Interpersonal communication, on the other hand, is the process of exchanging messages (information) between two or more individuals using both verbal and nonverbal cues. Interpersonal communication has been an integral part of human evolution. In the earlier times, while living in groups and communities, humans stood a better chance of survival by communicating (verbally and nonverbally) with each other and developing lasting interpersonal bonds. In the present times, the humans continue to develop such interpersonal relationships to survive, thrive, and communicate with each other. It is imperative to have a meaningful (meaning-making or shared meaning) conversation which makes sense (sense-making) to the sender (speaker of the message) and receiver (listener of the message). If the intended message is not understood (received) exactly as how it was intended, it can result in a lack of shared meaning (understanding), which can compromise the objective of the communication.
In communicative interactions, the goal is usually to create shared meaning. Shared meaning is achieved when the receiver attaches a similar meaning to the message that the sender meant to convey. In other words, shared meaning occurs when what was intended by one was similarly interpreted by the other, and/or what was interpreted by one was what was intended by the other. For example, let’s say we were at a bar and winked at someone to express interest in them. If they likewise interpreted our wink as interest, then shared meaning has been created. However, if they interpret our wink as an eye twitch, then shared meaning has not occurred. As we know from our experiences, shared meaning is not always achieved in interactions or may require additional clarification. That is because the various factors, or context, surrounding our messages can influence how those messages are produced, interpreted, and coordination. There are four main types of contexts to take into consideration in interpersonal interactions – physical, relational, individual, and cultural. Most people think they are great communicators. However, very few people are “naturally” good at it. Communication takes time, skill, and practice. To be a great communicator, you must also be a great listener. It requires some proficiency and competence. Think about someone you know that is not a good communicator. Why is that person not good? Do they say things that are inappropriate, rude, or hostile?

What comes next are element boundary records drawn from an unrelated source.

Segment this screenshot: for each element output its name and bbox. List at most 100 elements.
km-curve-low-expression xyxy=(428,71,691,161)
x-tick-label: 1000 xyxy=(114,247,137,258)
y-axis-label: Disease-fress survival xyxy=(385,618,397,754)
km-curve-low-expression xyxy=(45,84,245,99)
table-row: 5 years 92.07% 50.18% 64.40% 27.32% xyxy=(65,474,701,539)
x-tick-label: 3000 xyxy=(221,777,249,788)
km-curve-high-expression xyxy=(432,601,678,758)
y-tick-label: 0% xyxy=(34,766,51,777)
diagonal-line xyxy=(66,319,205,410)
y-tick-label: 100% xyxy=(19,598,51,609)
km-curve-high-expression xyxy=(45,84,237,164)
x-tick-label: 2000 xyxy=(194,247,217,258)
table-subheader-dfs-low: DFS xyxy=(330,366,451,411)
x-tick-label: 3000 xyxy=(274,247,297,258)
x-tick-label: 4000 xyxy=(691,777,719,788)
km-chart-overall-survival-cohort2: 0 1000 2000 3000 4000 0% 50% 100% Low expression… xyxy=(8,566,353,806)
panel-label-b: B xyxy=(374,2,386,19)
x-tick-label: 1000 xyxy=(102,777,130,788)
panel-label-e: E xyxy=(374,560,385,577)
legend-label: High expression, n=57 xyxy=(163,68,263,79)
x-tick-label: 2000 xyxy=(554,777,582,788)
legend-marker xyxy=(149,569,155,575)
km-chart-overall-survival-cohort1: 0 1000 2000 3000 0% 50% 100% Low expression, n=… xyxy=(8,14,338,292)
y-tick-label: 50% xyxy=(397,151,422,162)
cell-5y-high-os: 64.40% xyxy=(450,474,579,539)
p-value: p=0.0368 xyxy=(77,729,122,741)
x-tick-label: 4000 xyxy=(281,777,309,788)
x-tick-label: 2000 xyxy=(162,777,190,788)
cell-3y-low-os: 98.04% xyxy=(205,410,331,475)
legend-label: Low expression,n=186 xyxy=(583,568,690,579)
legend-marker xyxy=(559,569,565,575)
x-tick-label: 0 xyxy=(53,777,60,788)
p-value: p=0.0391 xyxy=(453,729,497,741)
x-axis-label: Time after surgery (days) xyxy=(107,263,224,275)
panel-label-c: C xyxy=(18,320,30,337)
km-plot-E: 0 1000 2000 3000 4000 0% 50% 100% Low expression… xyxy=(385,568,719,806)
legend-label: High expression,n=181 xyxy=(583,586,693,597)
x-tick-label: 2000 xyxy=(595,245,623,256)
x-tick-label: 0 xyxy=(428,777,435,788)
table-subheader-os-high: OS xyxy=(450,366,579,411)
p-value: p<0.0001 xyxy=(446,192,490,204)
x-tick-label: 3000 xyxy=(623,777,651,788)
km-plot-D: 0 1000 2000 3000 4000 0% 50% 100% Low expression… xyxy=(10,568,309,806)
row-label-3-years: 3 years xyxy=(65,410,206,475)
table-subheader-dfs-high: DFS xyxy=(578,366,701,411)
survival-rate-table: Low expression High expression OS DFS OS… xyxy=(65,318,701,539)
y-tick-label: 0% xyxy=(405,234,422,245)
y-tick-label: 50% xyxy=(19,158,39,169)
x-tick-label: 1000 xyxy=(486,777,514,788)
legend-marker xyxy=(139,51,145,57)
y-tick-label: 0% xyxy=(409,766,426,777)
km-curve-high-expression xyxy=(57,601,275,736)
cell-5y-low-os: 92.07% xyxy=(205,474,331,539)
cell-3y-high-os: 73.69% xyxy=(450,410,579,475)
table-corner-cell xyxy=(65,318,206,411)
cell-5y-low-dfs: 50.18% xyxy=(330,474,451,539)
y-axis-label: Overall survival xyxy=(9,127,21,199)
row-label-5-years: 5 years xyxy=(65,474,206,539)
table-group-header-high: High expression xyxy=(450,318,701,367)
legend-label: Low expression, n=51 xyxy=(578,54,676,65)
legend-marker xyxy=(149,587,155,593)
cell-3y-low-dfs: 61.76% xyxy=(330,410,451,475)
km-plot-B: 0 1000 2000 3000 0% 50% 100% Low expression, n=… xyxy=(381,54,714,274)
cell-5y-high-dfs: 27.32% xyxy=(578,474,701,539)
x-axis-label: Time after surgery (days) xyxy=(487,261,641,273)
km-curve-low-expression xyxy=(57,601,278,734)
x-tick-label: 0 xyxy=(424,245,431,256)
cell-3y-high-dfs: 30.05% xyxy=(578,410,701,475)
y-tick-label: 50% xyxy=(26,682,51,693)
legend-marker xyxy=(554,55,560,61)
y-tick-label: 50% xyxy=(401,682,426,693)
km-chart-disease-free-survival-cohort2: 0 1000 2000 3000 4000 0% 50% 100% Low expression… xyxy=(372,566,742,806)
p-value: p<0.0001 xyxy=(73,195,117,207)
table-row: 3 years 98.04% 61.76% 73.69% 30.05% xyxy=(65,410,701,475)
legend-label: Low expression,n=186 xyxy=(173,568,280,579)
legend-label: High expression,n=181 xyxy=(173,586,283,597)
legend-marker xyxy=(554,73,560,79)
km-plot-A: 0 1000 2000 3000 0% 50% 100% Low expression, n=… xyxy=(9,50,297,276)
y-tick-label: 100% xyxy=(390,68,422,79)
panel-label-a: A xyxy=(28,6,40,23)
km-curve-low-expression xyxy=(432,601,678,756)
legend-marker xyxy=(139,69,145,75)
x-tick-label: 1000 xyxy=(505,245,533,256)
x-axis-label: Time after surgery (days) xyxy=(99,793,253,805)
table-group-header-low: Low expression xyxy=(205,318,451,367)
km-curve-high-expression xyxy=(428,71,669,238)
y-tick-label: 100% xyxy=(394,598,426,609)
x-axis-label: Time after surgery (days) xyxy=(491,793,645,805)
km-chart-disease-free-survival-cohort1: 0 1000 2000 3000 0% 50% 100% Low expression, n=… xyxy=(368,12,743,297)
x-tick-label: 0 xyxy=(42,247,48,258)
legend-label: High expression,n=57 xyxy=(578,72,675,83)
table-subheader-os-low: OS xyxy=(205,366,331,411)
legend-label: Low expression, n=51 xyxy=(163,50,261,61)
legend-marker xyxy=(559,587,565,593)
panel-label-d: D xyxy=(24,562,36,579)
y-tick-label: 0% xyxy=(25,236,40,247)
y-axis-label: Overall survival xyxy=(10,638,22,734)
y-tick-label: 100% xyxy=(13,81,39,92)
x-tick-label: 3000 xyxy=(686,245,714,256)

What is the need for learning about communication, especially interpersonal communication. We need to study communication for a variety of reasons. First, it gives us a new perspective on
something we take for granted every day. As stated earlier, most people think they are excellent communicators. However, most people never ask another person if they are great communicators.
Besides being in a public speaking class or listening to your friends’ opinions, you probably do not get a lot of feedback on the quality of your communication. In this book, we will learn all about
communication from different perspectives. You won’t be able to see the impact of your communication behaviors, if you don’t focus on certain communication aspects. The second reason we study communication is based on the quantity of our time that is devoted to that activity. Think about your daily routine; I am sure that it involves communicating with others (via face-to-face, texting, electronic media, etc.). Because we spend so much of our time communicating with others, we should make that time worthwhile. We need to learn how to communicate and communicate better because a large amount of our time is allotted to communicating with others. The last reason why we study communication is to increase our effectiveness. Marriages and relationships often fail for several reasons. The most popular reason is that people don’t know how to communicate with each other, which leads to irreconcilable differences. People often do not know how to work through problems, and it creates anger, hostility, and possibly violence. In these cases, communication needs to be effective for the relationship to work and be satisfying. Think about all the relationships that you have with friends, family, coworkers, and significant others. This course could possibly make you more successful in those relationships. Think for a minute of all the problematic communication behaviors that you have experienced in your life – personally, or professionally. You will probably notice that there are areas that could use improvement. In this book, we will learn about better ways to communicate in interpersonal relationships.